Career News November 15, 2013

Tax examiners are among the most feared agents in the country. The only thing that might strike up more fear in your heart than a tax audit is someone from the Weather Channel, setting up in your front yard! However, there is nothing too scary about examiners, which is a profession steeped in paperwork and fact-checking. This is an industry assisted by computers, but one that still requires receipt study of a person’s purchases. All of this paper trail ends up in the government coffers, and it makes the system go round in round.

How Much Can an Examiner Make?

The median salary for a tax examiner was $50,000 in 2010, with the top 10% earning in excess of $92,000. That is a comfortable salary, but when you include government benefits, it looks better. The government is and will be the primary market for tax examiners. However, a few will be chosen, by businesses, to become the first line of defense against government auditors. They are a small subset of the group, and one career path to consider.

A state or federal tax examiner starts by working with individual tax returns. If you take on this project, you will enter at the entry-level then work progressively to handling more complex returns. This can be stressful since it’s your job to disallow deductions and gain more income for the government. On the other side, businesses are hiring experienced tax examiners to find ways to build firewalls around their earnings.

An experienced examiner may gain employment with a multinational company. The business side is more lucrative, and since titles may change, definitive income potential is difficult to know. It is your job to anticipate the red pencil of the government auditor. This can be done with long hours of absolute concentration, using spreadsheets, computers, and mountains of tax codes.

Considering the Tax Examine Outlook

With the median income around $50,000, employment of tax examiners, collectors, and revenue agents is expected to grow 7% between 2010 and 2020, which is slower than the overall market. However, those projections were made before the advent of the “Affordable Care Act,” which requires large numbers of tax examiners to work.

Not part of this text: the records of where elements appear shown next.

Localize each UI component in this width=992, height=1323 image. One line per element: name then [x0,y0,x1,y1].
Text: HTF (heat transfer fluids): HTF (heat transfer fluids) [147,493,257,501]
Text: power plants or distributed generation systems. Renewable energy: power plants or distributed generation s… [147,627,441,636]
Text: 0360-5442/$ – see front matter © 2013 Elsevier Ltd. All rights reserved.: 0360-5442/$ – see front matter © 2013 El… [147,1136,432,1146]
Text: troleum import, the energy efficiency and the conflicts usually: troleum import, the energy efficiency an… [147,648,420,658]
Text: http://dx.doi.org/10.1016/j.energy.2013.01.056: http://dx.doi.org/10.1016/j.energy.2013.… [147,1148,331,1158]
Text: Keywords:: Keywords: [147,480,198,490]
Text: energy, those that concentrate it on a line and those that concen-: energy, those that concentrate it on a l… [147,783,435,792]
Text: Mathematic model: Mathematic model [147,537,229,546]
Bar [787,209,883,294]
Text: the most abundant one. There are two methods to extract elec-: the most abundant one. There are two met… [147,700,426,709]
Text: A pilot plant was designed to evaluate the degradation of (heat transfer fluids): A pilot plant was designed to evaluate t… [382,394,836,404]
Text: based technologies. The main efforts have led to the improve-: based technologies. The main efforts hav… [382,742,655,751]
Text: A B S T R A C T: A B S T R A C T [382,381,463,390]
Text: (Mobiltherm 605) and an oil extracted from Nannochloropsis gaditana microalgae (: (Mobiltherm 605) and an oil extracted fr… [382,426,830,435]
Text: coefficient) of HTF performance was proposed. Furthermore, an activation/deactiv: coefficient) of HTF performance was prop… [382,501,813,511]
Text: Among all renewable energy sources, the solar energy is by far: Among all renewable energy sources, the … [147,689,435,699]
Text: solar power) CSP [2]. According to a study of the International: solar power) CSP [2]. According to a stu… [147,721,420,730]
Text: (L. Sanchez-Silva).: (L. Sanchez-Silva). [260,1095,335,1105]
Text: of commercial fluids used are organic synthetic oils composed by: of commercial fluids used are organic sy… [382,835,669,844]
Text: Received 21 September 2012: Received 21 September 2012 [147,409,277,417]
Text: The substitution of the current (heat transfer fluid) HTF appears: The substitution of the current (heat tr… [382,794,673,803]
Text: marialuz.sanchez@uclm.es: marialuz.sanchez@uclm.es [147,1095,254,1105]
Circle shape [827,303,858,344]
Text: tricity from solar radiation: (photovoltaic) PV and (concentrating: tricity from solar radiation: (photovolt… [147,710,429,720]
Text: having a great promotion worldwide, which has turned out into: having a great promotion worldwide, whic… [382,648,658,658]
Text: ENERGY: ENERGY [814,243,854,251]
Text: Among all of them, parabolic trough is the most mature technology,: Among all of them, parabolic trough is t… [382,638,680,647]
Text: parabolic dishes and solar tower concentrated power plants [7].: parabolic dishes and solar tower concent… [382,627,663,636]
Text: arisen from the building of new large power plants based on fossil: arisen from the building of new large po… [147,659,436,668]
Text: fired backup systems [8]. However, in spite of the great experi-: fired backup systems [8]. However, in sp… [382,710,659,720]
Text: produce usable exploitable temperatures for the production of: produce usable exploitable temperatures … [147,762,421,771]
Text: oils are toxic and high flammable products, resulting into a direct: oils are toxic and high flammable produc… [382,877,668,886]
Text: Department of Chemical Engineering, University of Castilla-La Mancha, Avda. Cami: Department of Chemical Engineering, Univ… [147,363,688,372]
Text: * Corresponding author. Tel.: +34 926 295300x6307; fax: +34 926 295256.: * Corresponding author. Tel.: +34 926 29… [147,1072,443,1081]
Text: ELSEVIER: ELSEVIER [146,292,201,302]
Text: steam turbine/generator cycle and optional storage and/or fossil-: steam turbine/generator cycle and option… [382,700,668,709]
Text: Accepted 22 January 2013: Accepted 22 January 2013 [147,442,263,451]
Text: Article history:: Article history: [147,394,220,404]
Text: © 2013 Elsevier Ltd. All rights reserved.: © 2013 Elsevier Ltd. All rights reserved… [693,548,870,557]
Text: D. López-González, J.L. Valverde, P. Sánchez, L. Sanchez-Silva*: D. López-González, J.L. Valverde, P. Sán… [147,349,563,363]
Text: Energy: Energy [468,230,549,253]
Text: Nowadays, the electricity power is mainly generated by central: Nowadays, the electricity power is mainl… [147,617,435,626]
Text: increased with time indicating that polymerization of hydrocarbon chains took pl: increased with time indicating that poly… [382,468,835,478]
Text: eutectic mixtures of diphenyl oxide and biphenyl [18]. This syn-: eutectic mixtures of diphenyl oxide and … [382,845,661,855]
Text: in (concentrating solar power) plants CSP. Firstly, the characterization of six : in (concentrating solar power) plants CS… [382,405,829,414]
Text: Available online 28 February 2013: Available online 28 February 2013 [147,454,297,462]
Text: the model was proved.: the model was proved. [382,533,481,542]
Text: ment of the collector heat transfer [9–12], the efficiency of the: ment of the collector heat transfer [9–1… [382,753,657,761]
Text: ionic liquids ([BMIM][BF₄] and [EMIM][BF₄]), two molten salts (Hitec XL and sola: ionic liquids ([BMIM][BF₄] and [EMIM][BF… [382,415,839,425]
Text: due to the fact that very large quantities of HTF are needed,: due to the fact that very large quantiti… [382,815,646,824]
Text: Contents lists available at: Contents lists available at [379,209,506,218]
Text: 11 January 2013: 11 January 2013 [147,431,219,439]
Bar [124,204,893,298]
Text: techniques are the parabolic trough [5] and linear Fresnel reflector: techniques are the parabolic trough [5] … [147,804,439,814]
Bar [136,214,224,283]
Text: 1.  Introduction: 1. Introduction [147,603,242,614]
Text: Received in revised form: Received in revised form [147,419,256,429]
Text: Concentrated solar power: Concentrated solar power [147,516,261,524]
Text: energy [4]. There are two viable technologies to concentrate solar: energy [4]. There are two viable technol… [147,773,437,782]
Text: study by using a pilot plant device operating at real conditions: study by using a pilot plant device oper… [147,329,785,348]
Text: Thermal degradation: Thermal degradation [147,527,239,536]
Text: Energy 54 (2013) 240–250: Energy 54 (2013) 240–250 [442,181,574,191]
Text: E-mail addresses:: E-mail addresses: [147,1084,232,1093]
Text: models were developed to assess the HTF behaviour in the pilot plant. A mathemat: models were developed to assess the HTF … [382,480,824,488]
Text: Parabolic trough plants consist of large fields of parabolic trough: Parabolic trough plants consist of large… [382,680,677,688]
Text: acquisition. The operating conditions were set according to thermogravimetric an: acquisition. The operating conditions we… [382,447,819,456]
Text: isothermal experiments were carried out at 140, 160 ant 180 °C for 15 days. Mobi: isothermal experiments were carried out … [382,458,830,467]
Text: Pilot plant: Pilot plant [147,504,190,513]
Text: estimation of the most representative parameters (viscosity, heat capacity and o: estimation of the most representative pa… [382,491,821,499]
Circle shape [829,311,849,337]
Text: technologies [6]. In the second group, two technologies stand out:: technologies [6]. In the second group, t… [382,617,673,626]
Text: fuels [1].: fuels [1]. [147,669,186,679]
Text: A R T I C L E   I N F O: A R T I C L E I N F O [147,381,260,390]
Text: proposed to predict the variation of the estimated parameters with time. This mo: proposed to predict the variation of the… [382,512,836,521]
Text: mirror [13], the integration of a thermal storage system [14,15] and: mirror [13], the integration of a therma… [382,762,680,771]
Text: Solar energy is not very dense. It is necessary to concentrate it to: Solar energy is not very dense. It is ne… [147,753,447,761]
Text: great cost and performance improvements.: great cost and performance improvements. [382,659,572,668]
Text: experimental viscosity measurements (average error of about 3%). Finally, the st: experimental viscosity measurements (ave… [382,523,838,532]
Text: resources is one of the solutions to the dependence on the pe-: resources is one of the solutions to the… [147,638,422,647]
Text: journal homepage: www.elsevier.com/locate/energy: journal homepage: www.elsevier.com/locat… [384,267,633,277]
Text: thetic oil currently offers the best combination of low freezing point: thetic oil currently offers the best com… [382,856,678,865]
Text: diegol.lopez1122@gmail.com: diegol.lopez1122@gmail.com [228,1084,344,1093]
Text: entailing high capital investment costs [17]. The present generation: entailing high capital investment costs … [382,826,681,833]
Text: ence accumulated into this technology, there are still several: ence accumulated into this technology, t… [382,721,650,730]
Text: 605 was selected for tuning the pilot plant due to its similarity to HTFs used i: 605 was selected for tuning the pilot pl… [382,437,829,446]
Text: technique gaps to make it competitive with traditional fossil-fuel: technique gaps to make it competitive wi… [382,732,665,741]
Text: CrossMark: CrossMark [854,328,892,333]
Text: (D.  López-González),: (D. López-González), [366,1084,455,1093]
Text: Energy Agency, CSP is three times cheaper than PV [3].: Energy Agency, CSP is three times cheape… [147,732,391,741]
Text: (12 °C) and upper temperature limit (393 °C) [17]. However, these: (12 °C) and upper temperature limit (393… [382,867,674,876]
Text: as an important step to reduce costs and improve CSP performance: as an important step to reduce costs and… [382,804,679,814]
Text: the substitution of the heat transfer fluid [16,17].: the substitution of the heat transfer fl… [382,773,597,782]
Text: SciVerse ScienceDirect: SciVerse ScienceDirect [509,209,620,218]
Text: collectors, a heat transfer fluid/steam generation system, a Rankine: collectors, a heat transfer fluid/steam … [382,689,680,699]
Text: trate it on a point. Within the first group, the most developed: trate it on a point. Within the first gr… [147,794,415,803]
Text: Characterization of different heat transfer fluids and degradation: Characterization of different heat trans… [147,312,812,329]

The states will also need new personnel to make the system work, so jobs will likely be average or above, over the next decade.

A bachelor’s degree is required. The government, on any level, requires documentation of skills and abilities. You are obligated to present an approved paper trail that illustrates how well you know the process. An internship or enrollment in specific classes would be helpful. You may be required to move nearly anywhere if you are chosen by the federal government or live in a more rural area working for a state, but that changes as your experience grows. The career of a tax examiner requires the same patience and planning as the work itself.

The benefits of working for the government may suppress income, to a degree, but the median rate of $50,000 per year is an attractive figure and certainly a stable option. If you choose this profession, you are unlikely to get rich, but you will have employment opportunities that span a lifetime, which can be personally rewarding.